Furthermore, how is the lattice hidden in the case of strains with strongly truncated LPS? Strains MG1655 ∆waaG and MG1655 ∆waaC have polysaccharide chains that are so short that it is hard to imagine how they can cover entire OMPs.

And finally, how does the addition of polymyxin order the LPS to reveal the lattices?
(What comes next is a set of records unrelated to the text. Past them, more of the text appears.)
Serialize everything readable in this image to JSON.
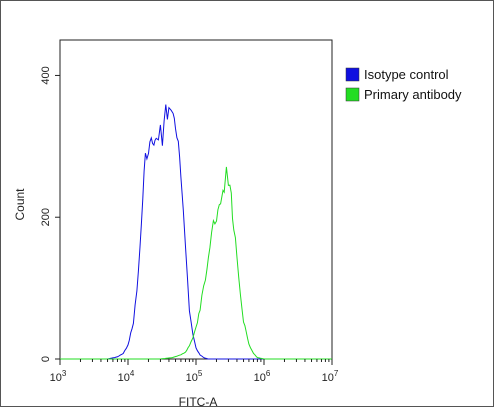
{
  "chart_data": {
    "type": "line",
    "title": "",
    "xlabel": "FITC-A",
    "ylabel": "Count",
    "x_scale": "log",
    "xlim": [
      1000,
      10000000
    ],
    "ylim": [
      0,
      450
    ],
    "x_ticks": [
      {
        "value": 1000,
        "base": "10",
        "exp": "3"
      },
      {
        "value": 10000,
        "base": "10",
        "exp": "4"
      },
      {
        "value": 100000,
        "base": "10",
        "exp": "5"
      },
      {
        "value": 1000000,
        "base": "10",
        "exp": "6"
      },
      {
        "value": 10000000,
        "base": "10",
        "exp": "7"
      }
    ],
    "y_ticks": [
      {
        "value": 0,
        "label": "0"
      },
      {
        "value": 200,
        "label": "200"
      },
      {
        "value": 400,
        "label": "400"
      }
    ],
    "grid": false,
    "legend_position": "right",
    "series": [
      {
        "name": "Isotype control",
        "color": "#1010e0",
        "x": [
          1000,
          5000,
          7000,
          8500,
          10000,
          12000,
          13500,
          15000,
          16500,
          18000,
          20000,
          22000,
          24000,
          26000,
          28000,
          30000,
          32000,
          34000,
          36000,
          38000,
          40000,
          43000,
          46000,
          50000,
          55000,
          60000,
          65000,
          70000,
          75000,
          80000,
          90000,
          100000,
          115000,
          130000,
          150000,
          200000,
          10000000
        ],
        "y": [
          0,
          0,
          3,
          8,
          20,
          50,
          95,
          160,
          230,
          280,
          300,
          310,
          295,
          320,
          305,
          330,
          300,
          340,
          355,
          335,
          365,
          340,
          350,
          330,
          300,
          260,
          210,
          160,
          110,
          70,
          35,
          15,
          6,
          2,
          0,
          0,
          0
        ]
      },
      {
        "name": "Primary antibody",
        "color": "#22dd22",
        "x": [
          1000,
          30000,
          45000,
          60000,
          70000,
          80000,
          90000,
          100000,
          115000,
          130000,
          145000,
          160000,
          180000,
          200000,
          220000,
          240000,
          260000,
          280000,
          300000,
          330000,
          360000,
          400000,
          450000,
          500000,
          600000,
          700000,
          800000,
          1000000,
          10000000
        ],
        "y": [
          0,
          0,
          2,
          6,
          10,
          18,
          30,
          45,
          70,
          100,
          130,
          160,
          185,
          205,
          215,
          225,
          240,
          270,
          245,
          230,
          190,
          140,
          90,
          55,
          20,
          8,
          2,
          0,
          0
        ]
      }
    ]
  }
}
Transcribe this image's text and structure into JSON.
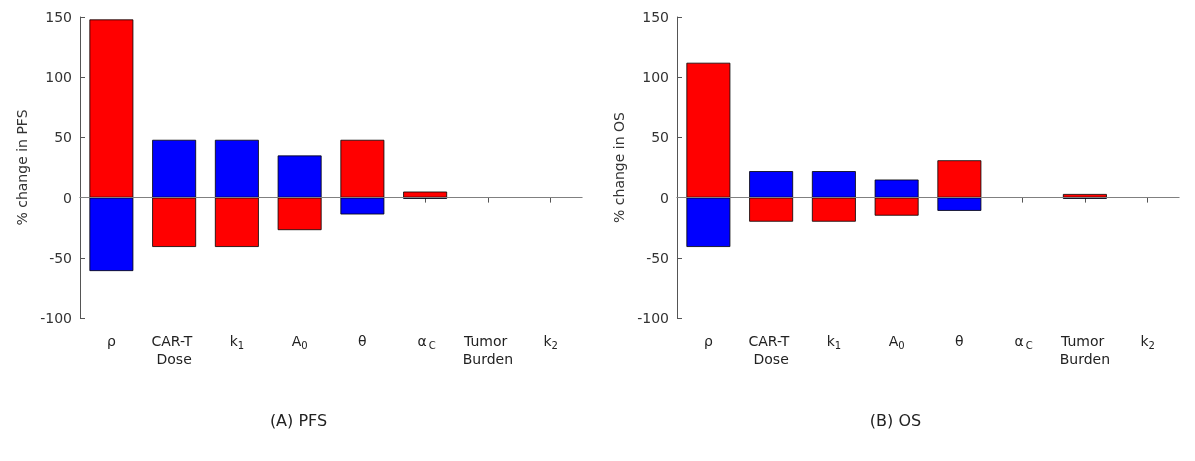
{
  "chart_data": [
    {
      "type": "bar",
      "title": "(A) PFS",
      "ylabel": "% change in PFS",
      "stacked": true,
      "categories": [
        "ρ",
        "CAR-T Dose",
        "k$_{1}$",
        "A$_{0}$",
        "θ",
        "α$_{C}$",
        "Tumor Burden",
        "k$_{2}$"
      ],
      "series": [
        {
          "color": "#ff0000",
          "values": [
            148,
            -41,
            -41,
            -27,
            48,
            5,
            null,
            null
          ]
        },
        {
          "color": "#0000ff",
          "values": [
            -61,
            48,
            48,
            35,
            -14,
            -1,
            null,
            null
          ]
        }
      ],
      "ylim": [
        -100,
        150
      ],
      "yticks": [
        -100,
        -50,
        0,
        50,
        100,
        150
      ],
      "grid": false,
      "ref_lines": [
        {
          "axis": "y",
          "value": 0,
          "color": "#808080"
        }
      ]
    },
    {
      "type": "bar",
      "title": "(B) OS",
      "ylabel": "% change in OS",
      "stacked": true,
      "categories": [
        "ρ",
        "CAR-T Dose",
        "k$_{1}$",
        "A$_{0}$",
        "θ",
        "α$_{C}$",
        "Tumor Burden",
        "k$_{2}$"
      ],
      "series": [
        {
          "color": "#ff0000",
          "values": [
            112,
            -20,
            -20,
            -15,
            31,
            null,
            3,
            null
          ]
        },
        {
          "color": "#0000ff",
          "values": [
            -41,
            22,
            22,
            15,
            -11,
            null,
            -1,
            null
          ]
        }
      ],
      "ylim": [
        -100,
        150
      ],
      "yticks": [
        -100,
        -50,
        0,
        50,
        100,
        150
      ],
      "grid": false,
      "ref_lines": [
        {
          "axis": "y",
          "value": 0,
          "color": "#808080"
        }
      ]
    }
  ]
}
Overall, it seems that there is still a lot to learn about the ultrastructure of bacterial outer membranes and their interactions with lipid-targeting antibiotics.

Methods

AFM imaging and analysis

OMVs produced from different E. coli MG1655 strains were adsorbed onto freshly cleaved mica for 15 min in DPBS buffer at room temperature. After adsorption, the sample was gently washed with fresh DPBS buffer for five times to remove non-adsorbed OMVs. Then OMVs were imaged using force-distance curve-based AFM (FD-based AFM) performed with an AFM (Nanoscope Multimode 8, Bruker) operated in PeakForce Tapping mode in buffer solution (DPBS) at room temperature. The AFM was equipped with a 120 μm piezoelectric scanner and fluid cell. The images were recorded using two different AFM cantilevers: PEAKFORCE‐HiRs‐F‐A (Bruker) with a nominal spring constant of 0.4 N/m, a resonance frequency of ≈165 kHz in liquid, and a sharpened silicon tip with a nominal radius of ≈1 nm or SCANASYST-FLUID + (Bruker) with a nominal spring constant of 0.7 N/m, a resonance frequency of ≈150 kHz in liquid, and a sharpened silicon tip with a nominal radius of ≈2 nm. Before imaging, cantilevers were calibrated by ramping on the mica surface and the thermal tuning method. Images were recorded at 2 kHz oscillation frequency, by applying an imaging force of 100–120 pN with a vertical amplitude of 30 nm. The AFM was placed inside a home‐built acoustic isolated and temperature‐controlled box. Images were collected on a timescale of minutes. Raw AFM images were processed using the AFM analysis software Nanoscope v.1.8 for levelling and flattening.